If I was going to run this script from the operating system command line regularly, then instead of setting the category value at the beginning of the script, I would pass it to rscript as an argument with the script name.

## Learning more about R

Because of R’s age and academic roots, there is a lot of stray documentation around, often in LaTeXish-looking PDFs from several years ago. Many introductions to R are aimed at people in a specific field, and I suppose my blog entries here fall in this category.

The best short, modern tour of R that I’ve found recently is Sharon Machlis’s six-part series beginning at Beginner’s Guide to R: Introduction. Part six points to many other places to learn about R ranging from blog entries to complete books to videos, and reviewing the list now I see more entries that I hadn’t noticed before that look worth investigating.
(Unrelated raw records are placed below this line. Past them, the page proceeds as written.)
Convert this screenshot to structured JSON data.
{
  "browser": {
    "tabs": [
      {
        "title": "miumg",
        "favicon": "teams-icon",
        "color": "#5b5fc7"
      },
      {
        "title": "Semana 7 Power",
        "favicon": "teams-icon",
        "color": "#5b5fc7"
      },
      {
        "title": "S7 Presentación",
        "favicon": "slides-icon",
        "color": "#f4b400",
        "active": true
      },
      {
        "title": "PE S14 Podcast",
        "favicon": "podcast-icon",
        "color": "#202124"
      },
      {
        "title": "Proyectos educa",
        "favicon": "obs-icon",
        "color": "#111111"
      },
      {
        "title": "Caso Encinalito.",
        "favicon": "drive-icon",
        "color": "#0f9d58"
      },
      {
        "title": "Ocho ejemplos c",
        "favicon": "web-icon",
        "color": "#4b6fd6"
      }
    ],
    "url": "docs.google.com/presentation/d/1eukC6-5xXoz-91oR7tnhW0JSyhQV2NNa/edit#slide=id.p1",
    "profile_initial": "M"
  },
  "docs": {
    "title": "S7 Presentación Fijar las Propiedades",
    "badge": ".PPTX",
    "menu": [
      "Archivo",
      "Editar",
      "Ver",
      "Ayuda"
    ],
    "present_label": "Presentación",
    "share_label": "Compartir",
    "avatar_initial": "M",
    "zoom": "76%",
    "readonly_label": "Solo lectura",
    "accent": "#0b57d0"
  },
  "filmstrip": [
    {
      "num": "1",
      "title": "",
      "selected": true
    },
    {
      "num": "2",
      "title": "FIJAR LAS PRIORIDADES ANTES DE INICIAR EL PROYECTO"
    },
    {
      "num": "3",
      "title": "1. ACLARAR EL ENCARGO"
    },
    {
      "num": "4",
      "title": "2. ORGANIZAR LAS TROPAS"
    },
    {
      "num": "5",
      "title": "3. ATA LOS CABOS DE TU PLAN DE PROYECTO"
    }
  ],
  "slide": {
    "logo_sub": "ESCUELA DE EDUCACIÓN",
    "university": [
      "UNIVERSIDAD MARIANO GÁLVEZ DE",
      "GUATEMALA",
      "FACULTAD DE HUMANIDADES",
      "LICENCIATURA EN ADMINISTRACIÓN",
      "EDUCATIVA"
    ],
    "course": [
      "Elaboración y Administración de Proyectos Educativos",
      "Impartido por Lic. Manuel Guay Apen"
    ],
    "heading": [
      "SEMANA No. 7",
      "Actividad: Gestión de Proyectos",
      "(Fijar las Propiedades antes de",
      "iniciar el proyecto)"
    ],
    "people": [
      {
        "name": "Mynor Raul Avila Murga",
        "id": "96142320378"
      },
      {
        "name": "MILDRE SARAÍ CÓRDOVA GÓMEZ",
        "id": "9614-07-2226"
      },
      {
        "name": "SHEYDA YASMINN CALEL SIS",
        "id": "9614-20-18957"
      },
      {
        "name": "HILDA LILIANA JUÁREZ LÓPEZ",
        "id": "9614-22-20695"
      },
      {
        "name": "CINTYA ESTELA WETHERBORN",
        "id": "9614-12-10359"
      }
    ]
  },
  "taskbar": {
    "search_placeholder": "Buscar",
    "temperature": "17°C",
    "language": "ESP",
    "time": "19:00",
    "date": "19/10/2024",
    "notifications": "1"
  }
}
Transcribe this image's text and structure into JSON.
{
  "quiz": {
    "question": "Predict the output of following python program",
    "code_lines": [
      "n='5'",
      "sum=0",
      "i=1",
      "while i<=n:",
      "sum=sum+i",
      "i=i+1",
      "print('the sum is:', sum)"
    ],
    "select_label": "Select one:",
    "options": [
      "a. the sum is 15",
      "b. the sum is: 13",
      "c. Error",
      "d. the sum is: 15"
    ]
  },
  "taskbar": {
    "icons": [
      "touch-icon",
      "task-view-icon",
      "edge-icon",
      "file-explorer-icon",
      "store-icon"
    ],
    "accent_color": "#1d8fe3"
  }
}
Her list is where I learned about Jeffrey M. Stanton’s Introduction to Data Science, an excellent introduction to both Data Science and to the use of R to execute common data science analysis tasks. The link here goes to an iTunes version of the book, but there’s also a PDF version, which I read beginning to end.

The R Programming Wikibook makes a good quick reference work, especially when you need a particular function for something; see the table of contents down its right side. I found myself going back to the Text Processing page there several times. The four-page “R Reference Card” (pdf) by Tom Short is also worth printing out.

Last week I mentioned John D. Cook’s R language for programmers, a blog entry that will help anyone familiar with typical modern programming languages get over a few initial small humps more quickly when learning R.

I described Machlis’s six-part series as “short” because there there are so many full-length books on R out there, such as free ones like Stanton’s and several offerings from O’Reilly and Manning. I’ve read the first few chapters of Manning’s R in Action by Robert Kabakoff and find it very helpful so far. Apparently a new edition is coming out in March, so if you’re thinking of buying it you may want to wait or else get the early access edition. Manning’s Practical Data Science with R also looks good, but assumes a bit of R background (in fact, it recommends “R in Action” as a starting point), and a real beginner to this area would be better off starting with Stanton’s free book mentioned above.

O’Reilly has several books on R, including an R Cookbook whose very task-oriented table of contents is worth skimming, as well as an accompanying R Graphics Cookbook.

I know that I’ll be going back to several of these books and web pages, because in the future whenever I use SPARQL to retrieve numeric data I’ll have some much more interesting ideas about what I can do with that data.